Radical resection occurred in 73 percent undergoing minimally invasive surgery, 69 percent undergoing open distal pancreatectomy
By Elana Gotkine HealthDay Reporter
THURSDAY, June 1, 2023 (HealthDay News) — For patients with resectable pancreatic cancer, minimally invasive distal pancreatectomy (MIDP) is noninferior to open distal pancreatectomy (ODP), according to a study presented at the annual meeting of the American Society of Clinical Oncology, held from June 2 to 6 in Chicago.
Mohammed Abu Hilal, M.D., Ph.D., from the Instituto Ospedaliero Fondazione Poliambulanza in Brescia, Italy, and colleagues conducted a noninferiority trial involving patients with resectable pancreatic cancer from 35 centers in 12 countries. Participants were randomly assigned to MIDP (laparoscopic or robotic) or ODP (131 and 127 patients, respectively).
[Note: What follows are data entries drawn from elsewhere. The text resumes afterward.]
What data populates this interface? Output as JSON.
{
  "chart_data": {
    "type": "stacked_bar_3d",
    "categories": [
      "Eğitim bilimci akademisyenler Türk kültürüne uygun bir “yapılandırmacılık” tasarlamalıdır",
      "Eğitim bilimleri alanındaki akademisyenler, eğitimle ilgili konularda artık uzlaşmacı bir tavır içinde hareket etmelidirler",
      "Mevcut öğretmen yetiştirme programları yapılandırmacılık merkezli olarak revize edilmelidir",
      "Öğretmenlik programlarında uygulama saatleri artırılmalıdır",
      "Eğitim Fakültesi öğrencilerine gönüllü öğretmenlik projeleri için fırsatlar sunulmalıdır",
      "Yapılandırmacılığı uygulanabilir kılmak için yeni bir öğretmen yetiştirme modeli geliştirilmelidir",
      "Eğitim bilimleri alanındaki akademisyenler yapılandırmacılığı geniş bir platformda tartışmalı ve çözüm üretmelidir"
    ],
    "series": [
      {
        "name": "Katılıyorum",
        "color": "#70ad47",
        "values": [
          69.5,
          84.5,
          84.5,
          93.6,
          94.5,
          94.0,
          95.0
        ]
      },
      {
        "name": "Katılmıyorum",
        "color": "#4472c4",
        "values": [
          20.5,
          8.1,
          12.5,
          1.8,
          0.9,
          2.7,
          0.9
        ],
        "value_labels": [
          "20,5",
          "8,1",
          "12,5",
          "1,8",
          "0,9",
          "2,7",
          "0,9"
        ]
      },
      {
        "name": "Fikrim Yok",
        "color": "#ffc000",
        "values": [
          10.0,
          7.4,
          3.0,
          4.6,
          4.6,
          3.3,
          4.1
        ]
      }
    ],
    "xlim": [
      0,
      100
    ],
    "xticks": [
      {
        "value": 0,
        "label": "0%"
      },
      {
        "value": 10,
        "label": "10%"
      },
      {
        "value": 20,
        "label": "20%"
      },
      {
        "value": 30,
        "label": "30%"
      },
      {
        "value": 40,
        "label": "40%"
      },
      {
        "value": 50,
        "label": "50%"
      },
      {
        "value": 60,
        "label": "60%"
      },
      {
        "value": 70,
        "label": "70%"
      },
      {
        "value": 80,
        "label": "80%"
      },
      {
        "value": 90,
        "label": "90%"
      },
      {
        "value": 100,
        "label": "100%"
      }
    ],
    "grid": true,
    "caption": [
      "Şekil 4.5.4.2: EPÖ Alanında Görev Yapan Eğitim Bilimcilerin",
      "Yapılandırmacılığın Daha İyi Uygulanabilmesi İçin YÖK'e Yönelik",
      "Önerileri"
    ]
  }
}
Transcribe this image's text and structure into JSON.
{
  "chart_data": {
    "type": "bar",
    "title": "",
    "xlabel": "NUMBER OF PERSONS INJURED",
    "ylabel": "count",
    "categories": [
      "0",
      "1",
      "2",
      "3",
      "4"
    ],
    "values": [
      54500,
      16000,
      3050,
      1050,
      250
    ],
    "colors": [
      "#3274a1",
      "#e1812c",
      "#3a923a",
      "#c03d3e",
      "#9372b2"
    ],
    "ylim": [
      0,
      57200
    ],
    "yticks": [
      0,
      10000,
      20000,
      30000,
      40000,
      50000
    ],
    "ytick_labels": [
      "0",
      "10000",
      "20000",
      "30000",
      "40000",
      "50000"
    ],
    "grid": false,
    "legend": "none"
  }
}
The modified intention-to-treat analysis population included 117 in the MIDP group and 114 patients in the ODP group. The researchers found that a radical resection (R0, <1 mm free margin) occurred in 73 and 69 percent of patients in the MIDP and ODP groups, respectively (difference, 4 percent). The groups had a comparable median lymph node yield (22.0 and 23.0 nodes for MIDP and ODP, respectively) and a similar rate of intraperitoneal recurrence (41 and 38 percent for MIDP and ODP, respectively). Other postoperative outcomes were also similar in the groups.
“For pancreatic cancer, we have proven for the first time that minimally invasive distal pancreatectomy is as good as open surgery,” Abu Hilal said in a statement. “Our research provides reassurance for surgeons and can help patients by giving them the information they need to have a conversation with their doctor about how they want to be treated.”